Stand by Me by Jim Downs

Stand by Me by Jim Downs

Author:Jim Downs
Language: eng
Format: epub
ISBN: 9780465098552
Publisher: Basic Books


The police raid on The Body Politic’s headquarters and the paper’s impending trial for “use of the mails to distribute immoral, indecent or scurrilous material” made news across the gay world. The January–February issue of Join Hands, a gay periodical based out of San Francisco, led with the headline “Gay Press Attacked” and stamped “Final Issue?” on a reproduction of The Body Politic’s masthead. Join Hands reported that the police raid resulted from the fact that the “Ontario Human Rights Code is presently under consideration” and “a number of government ministers are known to oppose protection for gay people in the Code.” Join Hands quoted Edward Jackson, The Body Politic spokesperson, who explained, “This is only one article in a paper that has been in publication for six years, and it is about the lives of only four gay men.
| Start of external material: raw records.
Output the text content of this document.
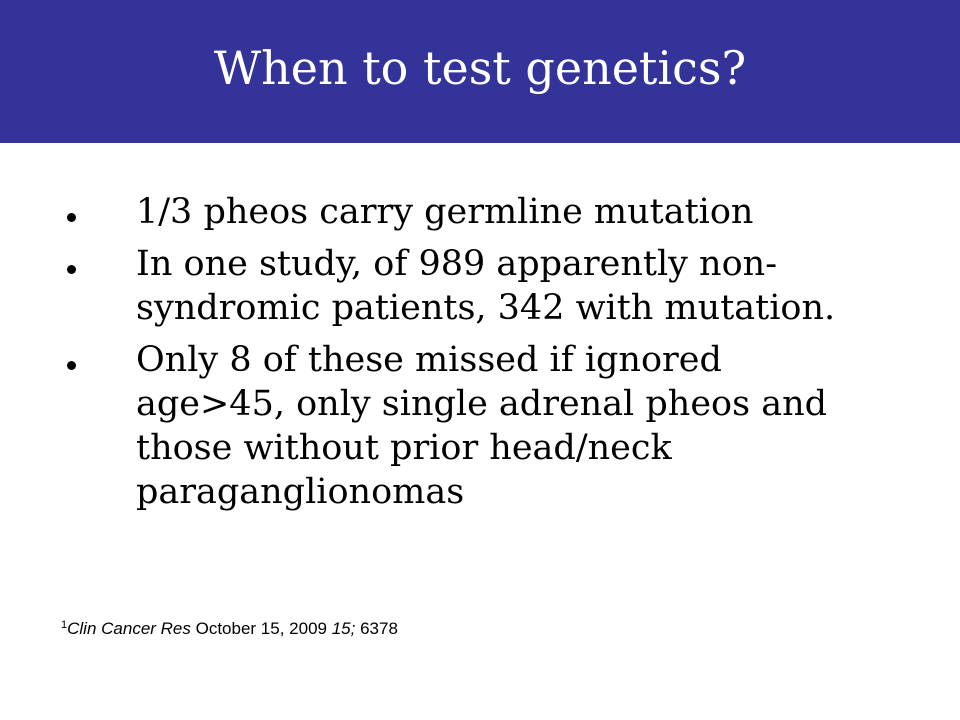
When to test genetics?
1/3 pheos carry germline mutation
In one study, of 989 apparently non-syndromic patients, 342 with mutation.
Only 8 of these missed if ignored age>45, only single adrenal pheos and those without prior head/neck paraganglionomas
$^1$Clin Cancer Res October 15, 2009 15; 6378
That the government sees it as an excuse to refuse recognition of the rights of hundreds of thousands of gay people is simply further evidence of how much we need legal protection. . . . The real intent of the police raid,” Jackson suggested, “was to shut this newspaper down.”59

In Texas, Gay Austin reported that “the warrant used to seize material from the newspaper’s office” permitted the police to take “almost anything.” The Texas paper quoted Jackson’s claim that the police filled twelve large crates with “subscription lists dating into the past, distribution and advertising records, corporate and financial records—even our chequebook.” Jackson further stated, in the Gay Austin account, “It was an obvious attempt to terrorize the readers of a newspaper by seizing its subscription list. It has the effect of intimidating subscribers of a publication of which the government does not approve.”60

Gay Austin placed the police raid on The Body Politic’s office within a broader global context of attacks against gay newspapers. In Britain, the Gay News had been sued for “blasphemous libel.” As The Body Politic itself commented on the case: “In England, gays have also been sensitive to the parallels between the Gay News case and that of The Body Politic. Both papers are fighting charges which appear to have been trumped up in an attempt to intimidate or silence the gay press.”61 Gay Austin also reported that Diana Press, a feminist publishing house in California, was “viciously vandalized” and that two Toronto men were being criminally charged “for hanging gay posters.” For readers of gay periodicals, the raid on The Body Politic’s headquarters meant censorship, surveillance, and, for some, a concerted effort to shut down newspapers and free speech altogether.62

As the trial approached, activists across the world publicly protested the raid of The Body Politic, and some Americans issued statements defending the paper to the US attorney general. The list of supporters ranged from activist groups in France and Australia to prominent leaders in the gay community, including Jonathan Ned Katz and Harvey Milk. Craig Rodwell spread word of a fund-raising event hosted by historian Martin Duberman in his West Village home in New York City to support The Body Politic.